Fred Rinne is a chapter member who gardens in and observes a 15- by 50-foot test garden on the campus of City College of San Francisco. Fred first shared his insights with us in the December 1995 newsletter.
A garden is a conversation. You state your intent, your planning. You shape and plant. Then the land answers back with its own intents and desires. Are you listening?
Some time ago, I planted a native meadow selection of grasses, perennials, and annuals on the standard perennial border design, with plenty of room between the plants. They did terribly.
Months passed, and it was only when the plants grew intermingled and “found each other” that they grew bigger and more vigorous. Yarrow (Achillea millefolium) shaded the roots of the Douglas iris (Iris douglasiana), which leaned into the varied lupine (Lupinus variicolor). It wasn’t at all what I had planned, but the plants looked great.
It gradually dawned on me that, since these plants coevolved in the same geographic area (Franciscan grassland), they did not compete against each other but cooperated to form a community.
This made me step back ten paces from my background in horticulture. From long ago, we learn to separate the shrubs from the groundcovers, separate the shrubs from each other, prune to define shape, edge, mow. This is all necessary because the plants in the standard landscape are as alien to each other as to this bioregion. The South African vines, the Chilean trees, and the New Zealand shrubs are going to need some help in getting along.
We have many fine examples of our native plant communities from which to learn. Simply choose a site and return throughout the year. There is much to be learned by following one setting through the seasons and becoming acquainted with the interactions among the plants.
I stress flexibility in the landscape to be planted, because on native undisturbed sites, as in your garden, each year is different. You don’t get the same thing every year. One spring you might see hundreds of a certain kind of flower, the following spring perhaps a few.
On one test plot I put the community idea to a vigorous test, planting it with yarrow, Aster chilensis, Douglas iris, and a toyon (Heteromeles arbutifolia). The first spring had me worried because of the invasiveness of the yarrow, and because the aster was five feet tall and sending out runners everywhere. “What have I done?” I mused as the bed grew cloaked with rampant growth.

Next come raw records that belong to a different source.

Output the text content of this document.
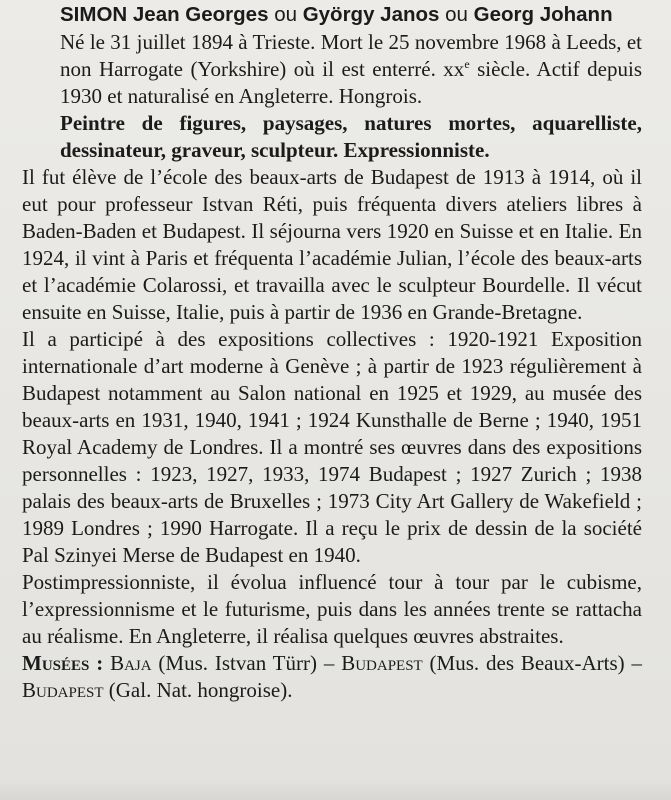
SIMON Jean Georges ou György Janos ou Georg Johann

Né le 31 juillet 1894 à Trieste. Mort le 25 novembre 1968 à Leeds, et non Harrogate (Yorkshire) où il est enterré. $xx^e$ siècle. Actif depuis 1930 et naturalisé en Angleterre. Hongrois.

Peintre de figures, paysages, natures mortes, aquarelliste, dessinateur, graveur, sculpteur. Expressionniste.

Il fut élève de l’école des beaux-arts de Budapest de 1913 à 1914, où il eut pour professeur Istvan Réti, puis fréquenta divers ateliers libres à Baden-Baden et Budapest. Il séjourna vers 1920 en Suisse et en Italie. En 1924, il vint à Paris et fréquenta l’académie Julian, l’école des beaux-arts et l’académie Colarossi, et travailla avec le sculpteur Bourdelle. Il vécut ensuite en Suisse, Italie, puis à partir de 1936 en Grande-Bretagne.

Il a participé à des expositions collectives : 1920-1921 Exposition internationale d’art moderne à Genève ; à partir de 1923 régulièrement à Budapest notamment au Salon national en 1925 et 1929, au musée des beaux-arts en 1931, 1940, 1941 ; 1924 Kunsthalle de Berne ; 1940, 1951 Royal Academy de Londres. Il a montré ses œuvres dans des expositions personnelles : 1923, 1927, 1933, 1974 Budapest ; 1927 Zurich ; 1938 palais des beaux-arts de Bruxelles ; 1973 City Art Gallery de Wakefield ; 1989 Londres ; 1990 Harrogate. Il a reçu le prix de dessin de la société Pal Szinyei Merse de Budapest en 1940.

Postimpressionniste, il évolua influencé tour à tour par le cubisme, l’expressionnisme et le futurisme, puis dans les années trente se rattacha au réalisme. En Angleterre, il réalisa quelques œuvres abstraites.

Musées : Baja (Mus. Istvan Türr) – Budapest (Mus. des Beaux-Arts) – Budapest (Gal. Nat. hongroise).
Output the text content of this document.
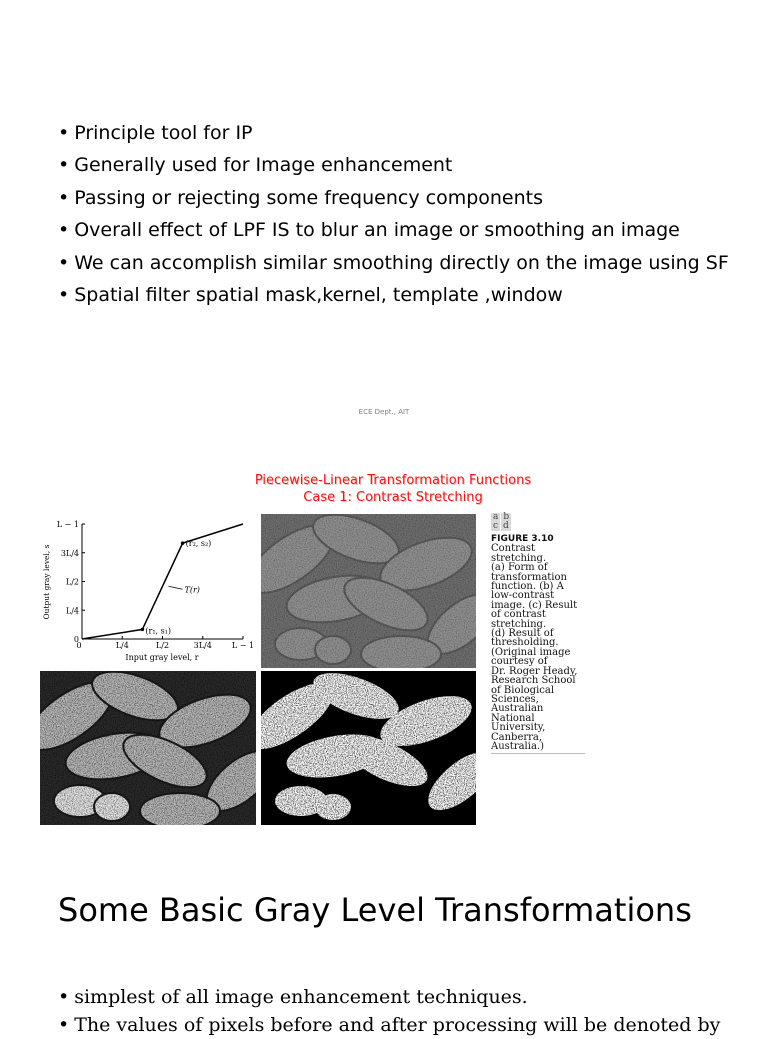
• Principle tool for IP
• Generally used for Image enhancement
• Passing or rejecting some frequency components
• Overall effect of LPF IS to blur an image or smoothing an image
• We can accomplish similar smoothing directly on the image using SF
• Spatial filter spatial mask,kernel, template ,window
ECE Dept., AIT
Piecewise-Linear Transformation Functions
Case 1: Contrast Stretching
0	L/4	L/2	3L/4	L − 1
0
L/4
L/2
3L/4
L − 1
(r₁, s₁)
(r₂, s₂)
T(r)
Input gray level, r
Output gray level, s
a b
c d
FIGURE 3.10
Contrast
stretching.
(a) Form of
transformation
function. (b) A
low-contrast
image. (c) Result
of contrast
stretching.
(d) Result of
thresholding.
(Original image
courtesy of
Dr. Roger Heady,
Research School
of Biological
Sciences,
Australian
National
University,
Canberra,
Australia.)
Some Basic Gray Level Transformations
• simplest of all image enhancement techniques.
• The values of pixels before and after processing will be denoted by
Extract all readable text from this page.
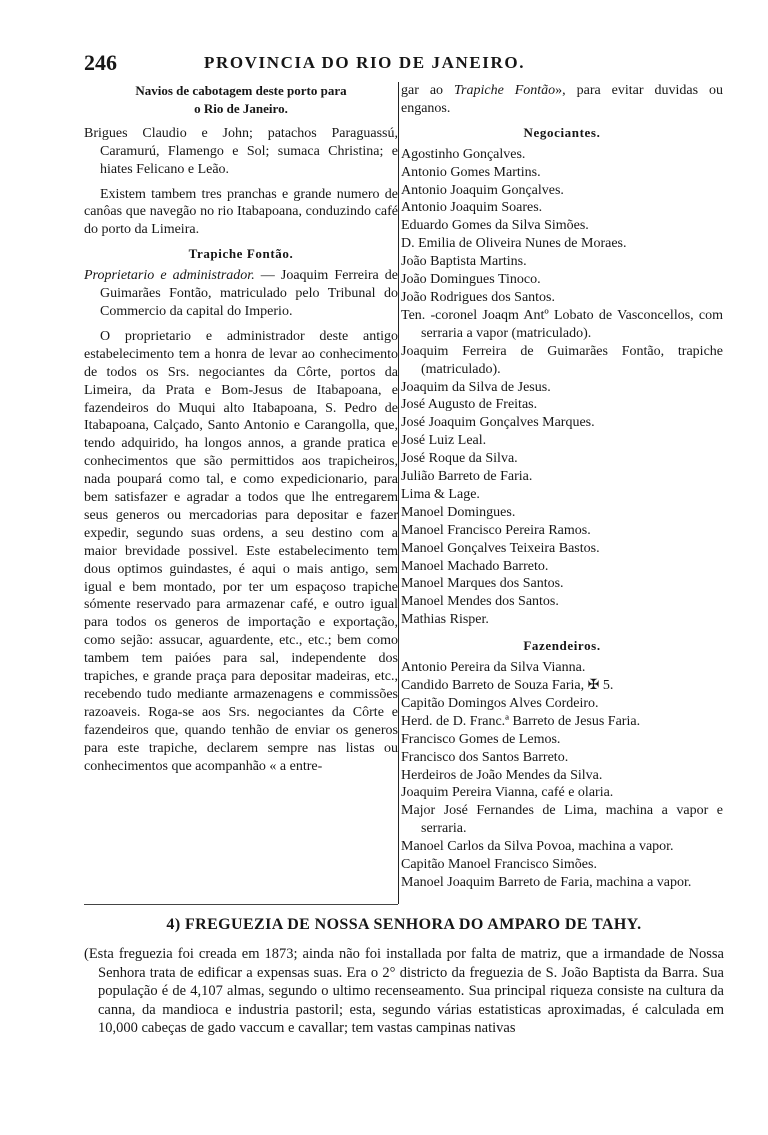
246	PROVINCIA DO RIO DE JANEIRO.
Navios de cabotagem deste porto para
o Rio de Janeiro.

Brigues Claudio e John; patachos Paraguassú, Caramurú, Flamengo e Sol; sumaca Christina; e hiates Felicano e Leão.

Existem tambem tres pranchas e grande numero de canôas que navegão no rio Itabapoana, conduzindo café do porto da Limeira.

Trapiche Fontão.

Proprietario e administrador. — Joaquim Ferreira de Guimarães Fontão, matriculado pelo Tribunal do Commercio da capital do Imperio.

O proprietario e administrador deste antigo estabelecimento tem a honra de levar ao conhecimento de todos os Srs. negociantes da Côrte, portos da Limeira, da Prata e Bom-Jesus de Itabapoana, e fazendeiros do Muqui alto Itabapoana, S. Pedro de Itabapoana, Calçado, Santo Antonio e Carangolla, que, tendo adquirido, ha longos annos, a grande pratica e conhecimentos que são permittidos aos trapicheiros, nada poupará como tal, e como expedicionario, para bem satisfazer e agradar a todos que lhe entregarem seus generos ou mercadorias para depositar e fazer expedir, segundo suas ordens, a seu destino com a maior brevidade possivel. Este estabelecimento tem dous optimos guindastes, é aqui o mais antigo, sem igual e bem montado, por ter um espaçoso trapiche sómente reservado para armazenar café, e outro igual para todos os generos de importação e exportação, como sejão: assucar, aguardente, etc., etc.; bem como tambem tem paióes para sal, independente dos trapiches, e grande praça para depositar madeiras, etc., recebendo tudo mediante armazenagens e commissões razoaveis. Roga-se aos Srs. negociantes da Côrte e fazendeiros que, quando tenhão de enviar os generos para este trapiche, declarem sempre nas listas ou conhecimentos que acompanhão « a entre-

gar ao Trapiche Fontão», para evitar duvidas ou enganos.

Negociantes.
Agostinho Gonçalves.
Antonio Gomes Martins.
Antonio Joaquim Gonçalves.
Antonio Joaquim Soares.
Eduardo Gomes da Silva Simões.
D. Emilia de Oliveira Nunes de Moraes.
João Baptista Martins.
João Domingues Tinoco.
João Rodrigues dos Santos.
Ten. -coronel Joaqm Antº Lobato de Vasconcellos, com serraria a vapor (matriculado).
Joaquim Ferreira de Guimarães Fontão, trapiche (matriculado).
Joaquim da Silva de Jesus.
José Augusto de Freitas.
José Joaquim Gonçalves Marques.
José Luiz Leal.
José Roque da Silva.
Julião Barreto de Faria.
Lima & Lage.
Manoel Domingues.
Manoel Francisco Pereira Ramos.
Manoel Gonçalves Teixeira Bastos.
Manoel Machado Barreto.
Manoel Marques dos Santos.
Manoel Mendes dos Santos.
Mathias Risper.
Fazendeiros.
Antonio Pereira da Silva Vianna.
Candido Barreto de Souza Faria, ✠ 5.
Capitão Domingos Alves Cordeiro.
Herd. de D. Franc.ª Barreto de Jesus Faria.
Francisco Gomes de Lemos.
Francisco dos Santos Barreto.
Herdeiros de João Mendes da Silva.
Joaquim Pereira Vianna, café e olaria.
Major José Fernandes de Lima, machina a vapor e serraria.
Manoel Carlos da Silva Povoa, machina a vapor.
Capitão Manoel Francisco Simões.
Manoel Joaquim Barreto de Faria, machina a vapor.
4) FREGUEZIA DE NOSSA SENHORA DO AMPARO DE TAHY.

(Esta freguezia foi creada em 1873; ainda não foi installada por falta de matriz, que a irmandade de Nossa Senhora trata de edificar a expensas suas. Era o 2° districto da freguezia de S. João Baptista da Barra. Sua população é de 4,107 almas, segundo o ultimo recenseamento. Sua principal riqueza consiste na cultura da canna, da mandioca e industria pastoril; esta, segundo várias estatisticas aproximadas, é calculada em 10,000 cabeças de gado vaccum e cavallar; tem vastas campinas nativas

I found comfort in reflecting that I had never seen valleys full with Aster chilensis or great fields of yarrow. There must be some reason for this. Sure enough, a few seasons later the yarrow is occasional polite little tufts, the aster comes up at a sedate two feet tall, and there is plenty of room for the other plants on the site such as the toyon, now six feet tall and unstrangled. I can’t prove it, but I feel some sort of equilibrium was reached between these natives who know how to act around each other.
I’ll add more grasses this fall, and tarweed and annuals. But the land will decide what will go into this mix and what will not, and each season will be different, no matter what I plan. And I like that about our native plants, the way they stand apart from our preconceptions. It’s that quality we call wildness.